Ces éléments comprennent des peintures à bactéries de Taylor (créés avec des échantillons de la souche d’E coli kanamycine peints sur gélose), feuilles tropicales de la famille des aracées, photographies microscopiques des synapses humaines et cellules gliales, photographies aériennes des paysages pollués, ainsi que ses propres photographies aériennes et close-ups de la nature.



La première étape dans son processus est de fusionner ces échantillons naturels (écorces, feuilles, roches…) et photographies pour créer des tirages cyanotype ou solarfast, imprimés directement sur la toile avec de la lumière naturelle UV.

Ensuite, Taylor fabrique du papier recyclé avec des déchets, écorces et feuilles collectionnés.
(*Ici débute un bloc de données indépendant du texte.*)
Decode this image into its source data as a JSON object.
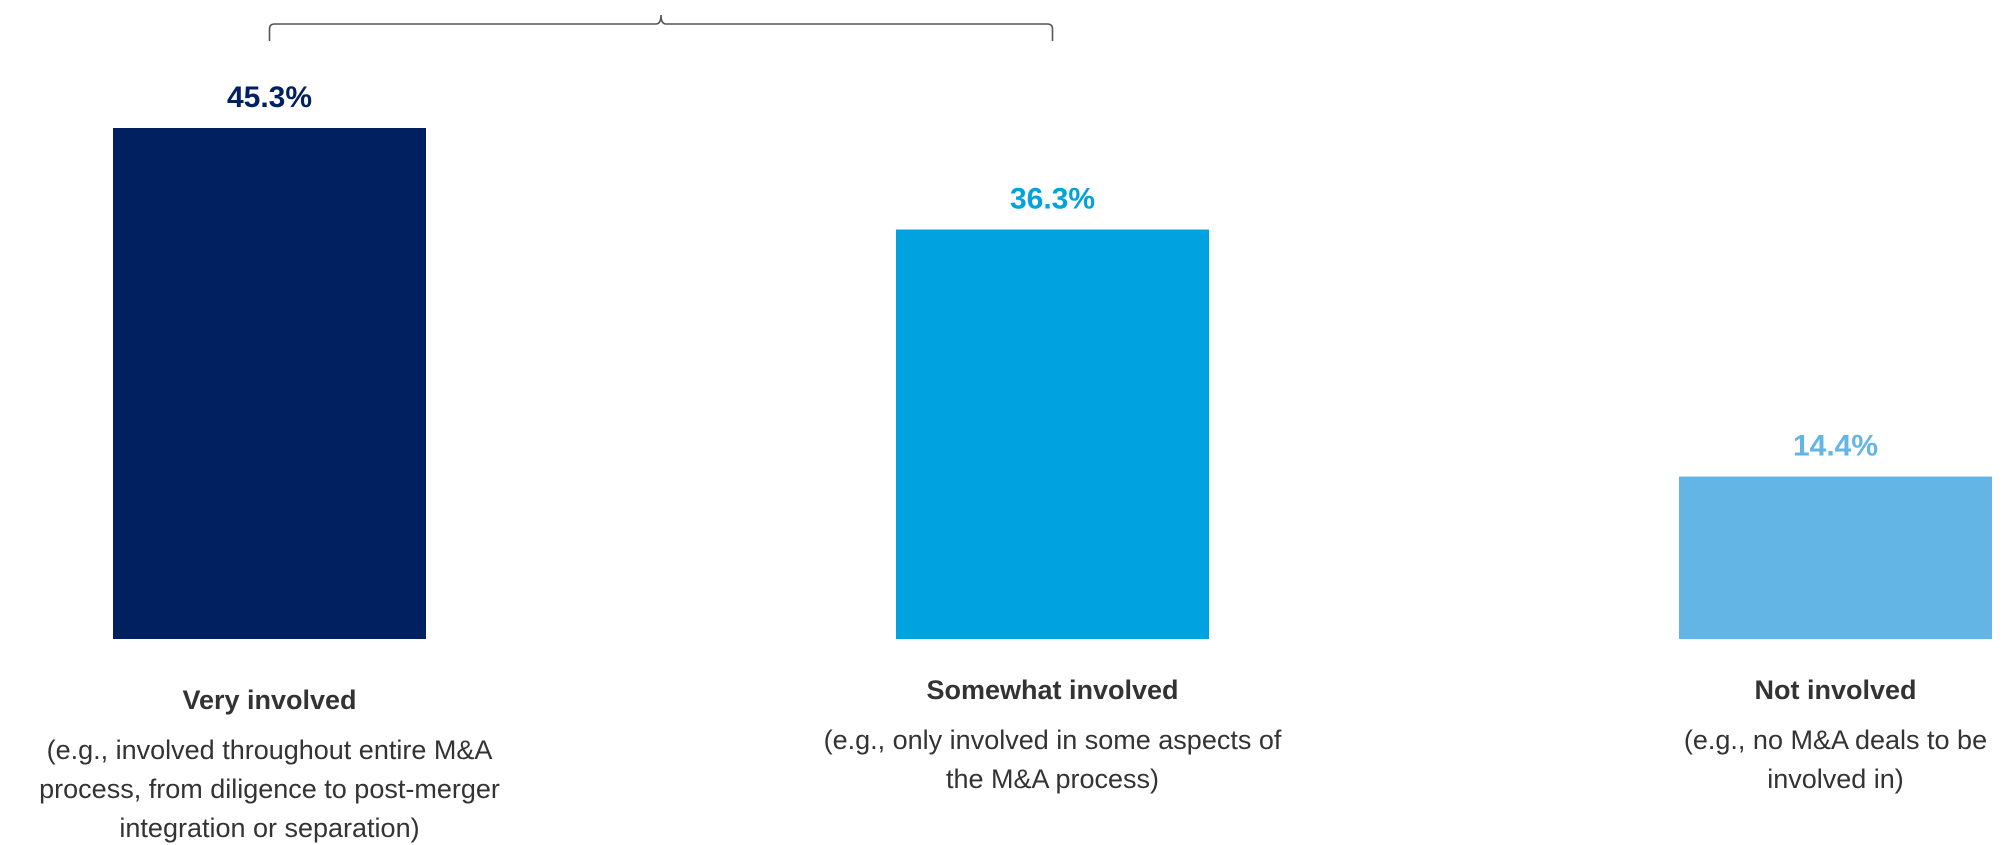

Elle fabrique également de la peinture naturelle avec des pigments organiques (tels les pigments japonais iwa enogu ou verre écrasé, et des pigments de la terre française et italienne), et de l’huile de lin.



Elle fusionne ces peintures et papiers avec des monotypes et sérigraphies qu’elle crée, ainsi que des papiers de riz japonais et chinois traditionnels, tous peints et collés sur la première couche de cyanotype afin de créer la composition finale.



L’acte de tisser des relations symbiotiques entre une variété de matériaux et d’images renvoie directement aux réflexions conceptuelles de Taylor sur la manière dont ces éléments contrastés peuvent coexister dans une seule composition, ou un seul monde. Elle s’inspire notamment des théories des scientifiques, experts du paysage, philosophes, sociologues, psychologues, et d’autres artistes y compris Augustin Berque, Philip Ball, Georges Didi-Huberman, Nathalie Heinich, Alfred Gell et Josef Albers.



Vernissage le 7  mars à partir de 19h. 



Commencez ou poursuivez la soirée avec d’autres expositions, organisées dans le cadre du projet Art-Hop-Polis, dans les maisons participantes.

Ce mois-ci direction : la Fondation des Etats-Unis, le Collège d’Espagne, la Maison des étudiants canadiens, la Fondation Biermans-Lapôtre et la Maison de la Tunisie.